6
votes

I am trying to read and excel file in Azure Blob Storage with .xlsx extension in my azure data factory dataset. it throws following error

Error found when processing 'Csv/Tsv Format Text' source 'Filename.xlsx' with row number 3: found more columns than expected column count: 1.

What are the right Column and row delimiters for excel files to be read in azure Data factory

4

4 Answers

1
votes

Azure Data Factory V2 has recently released an update to support parsing Excel(.xls) files on existing connectors.
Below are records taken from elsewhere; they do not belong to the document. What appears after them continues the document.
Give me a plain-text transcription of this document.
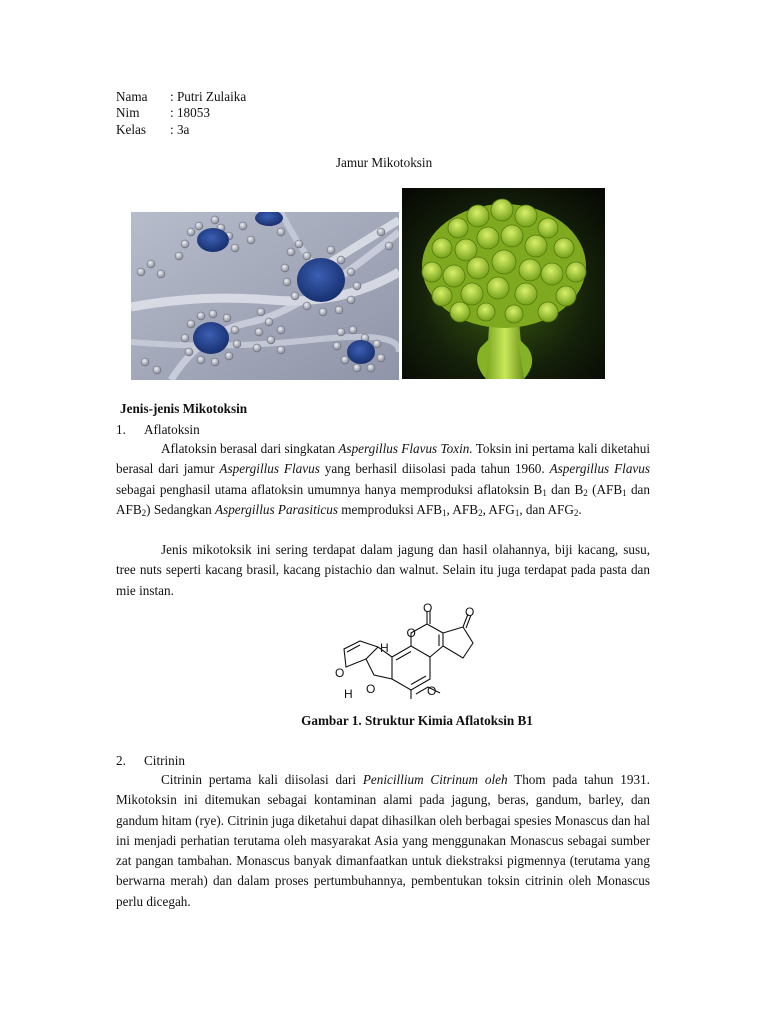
Nama : Putri Zulaika
Nim : 18053
Kelas : 3a
Jamur Mikotoksin
Jenis-jenis Mikotoksin
1. Aflatoksin

Aflatoksin berasal dari singkatan Aspergillus Flavus Toxin. Toksin ini pertama kali diketahui berasal dari jamur Aspergillus Flavus yang berhasil diisolasi pada tahun 1960. Aspergillus Flavus sebagai penghasil utama aflatoksin umumnya hanya memproduksi aflatoksin $B_1$ dan $B_2$ ($AFB_1$ dan $AFB_2$) Sedangkan Aspergillus Parasiticus memproduksi $AFB_1$, $AFB_2$, $AFG_1$, dan $AFG_2$.

Jenis mikotoksik ini sering terdapat dalam jagung dan hasil olahannya, biji kacang, susu, tree nuts seperti kacang brasil, kacang pistachio dan walnut. Selain itu juga terdapat pada pasta dan mie instan.

O
O	O
O
O	O
H
H
Gambar 1. Struktur Kimia Aflatoksin B1
2. Citrinin

Citrinin pertama kali diisolasi dari Penicillium Citrinum oleh Thom pada tahun 1931. Mikotoksin ini ditemukan sebagai kontaminan alami pada jagung, beras, gandum, barley, dan gandum hitam (rye). Citrinin juga diketahui dapat dihasilkan oleh berbagai spesies Monascus dan hal ini menjadi perhatian terutama oleh masyarakat Asia yang menggunakan Monascus sebagai sumber zat pangan tambahan. Monascus banyak dimanfaatkan untuk diekstraksi pigmennya (terutama yang berwarna merah) dan dalam proses pertumbuhannya, pembentukan toksin citrinin oleh Monascus perlu dicegah.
Currently, the connections supporting excel files are:

  • Amazon S3
  • Azure Blob
  • Azure Data Lake Storage Gen1
  • Azure Data Lake Storage Gen2
  • Azure File Storage
  • File System
  • FTP
  • Google Cloud Storage
  • HDFS
  • HTTP
  • SFTP

More details can be found here: https://docs.microsoft.com/en-us/azure/data-factory/format-excel

8
votes

Excel files have a proprietary format and are not simple delimited files. As indicated here, Azure Data Factory does not have a direct option to import Excel files, eg you cannot create a Linked Service to an Excel file and read it easily. Your options are:

  1. Export or convert the data as flat files eg before transfer to cloud, as .csv, tab-delimited, pipe-delimited etc are easier to read than Excel files. This is your simplest option although obviously requires a change in process.
  2. Try shredding the XML - create a custom task to open the Excel file as XML and extract your data as suggested here.
  3. SSIS packages are now supported in Azure Data Factory (with the Execute SSIS package activity) and have better support for Excel files, eg a Connection Manager. So it may be an option to create an SSIS package to deal with the Excel and host it in ADFv2. Warning! I have not tested this, I am only speculating it is possible. Also there is the overhead of creating an Integration Runtime (IR) for running SSIS in ADFv2.
  4. Try some other custom activity, eg there is a custom U-SQL Extractor for shredding XML on github here.
  5. Try and read the Excel using Databricks, some examples here although spinning up a Spark cluster to read a few Excel files does seem somewhat overkill. This might be a good option if Spark is already in your architecture.

Let us know how you get on.

0
votes

Azure Data Factory does not have a direct option to upload the excel, however, it can be uploaded through linked service via some configurations. Follow below steps to do so:

  1. Create a Linked service to the source using the appropriate protocol(FTP, Fileshare, SFTP etc.)
  2. Create a Linked Service to your cloud storage.
  3. Take a Copy Data activity, define a filesystem Source Dataset and Sink using your previously defined linked services
  4. In Source and Sink, tick the Binary file option.Binary file option
  5. Publish and execute your pipeline
0
votes

I would like to elaborate a bit more on option 3. SSIS packages. I tested the solution and it sorta worked. First of all - SSIS IR is super expensive and You would like to use http post's to start-stop it while it is not needed.

Secondly, SSIS does not support processing blob files out of the box. There are some ways around it. You can use some third-party soft (didn't try that), or explore options

In my case I used trick to deploy package that download file locally, process and then delete it. Since SSIS IR is a VM, it basically did the same on IR after deployment. It was a trick rather than solution and it was not 100% stable. Another issue - numeric fields got some insignificant error during processing - eg. uploading 25 resulted in 25.0000000001 at db site. No idea why. I did not have enough time to investigate issues deeper.